Do they recommend heat cycling those tires? If you didn't have Tire Rack do it, you could drive them around on the street some.

Might be different for AuoXers, but on the Yokohamas, there are locaters (Michelins have the little Michelin man) for the wear bar indicators around the outer edge. That is what we try to roll the tires over to. On your picture, that would probably be where that little stubble thing is above the line or even a little higher.


----------



## racerdave (Sep 15, 2003)

Unless you want to throw away your first run, at least do a couple of hard corners on the street. That mold-release compound will make your first corners adventureous. 
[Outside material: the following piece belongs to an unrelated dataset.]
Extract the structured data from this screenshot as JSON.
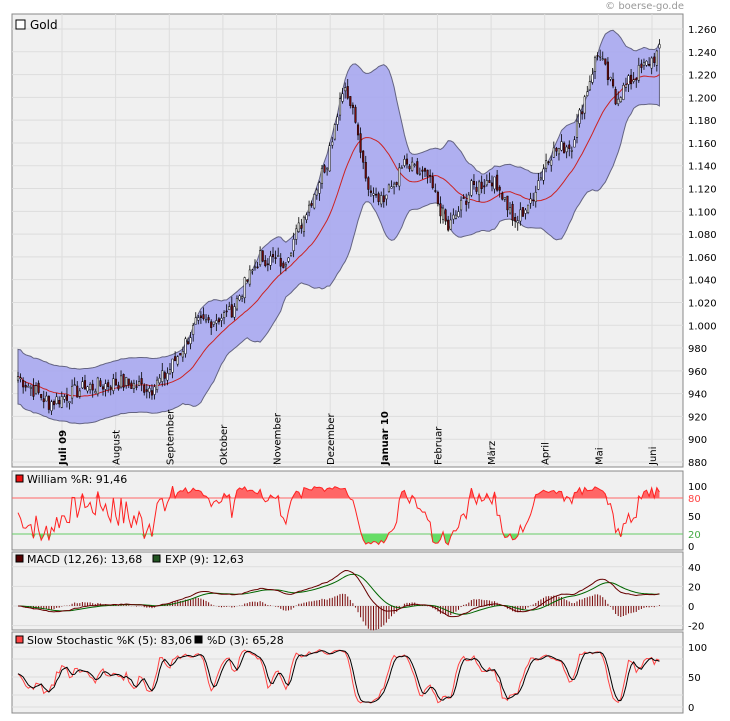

Man, those new Hoosiers look like F1 tires!


----------



## scottn2retro (Mar 20, 2002)

racerdave said:


> Man, those new Hoosiers look like F1 tires!


Yeah, how the heck did they get DOT approval on that tread pattern?


----------



## TeamM3 (Dec 24, 2002)

they need a good scrub before they work well, so probably the next autox.

Also, IMO 50 psig rear pressure will be way too high and result in wheelspin, I'm usually around 30 psig rear, sometimes less even

still recommend 225's on the front, due out later this month


----------



## Andy (Jul 16, 2003)

*Autoxing the ZHP on Hoosiers Part I*

Well, I didn't want to leave you guys hanging so I thought I would do a little (actually it got longer then I thought it would) write up of my impressions of these new Hoosier A3S04s and also give you the blow by blow of how the event went yesterday (I was inspired by Clyde's RX-8 Part II write up&#8230; I love reading those by the way Clyde!! ... you too Nick, I just read it).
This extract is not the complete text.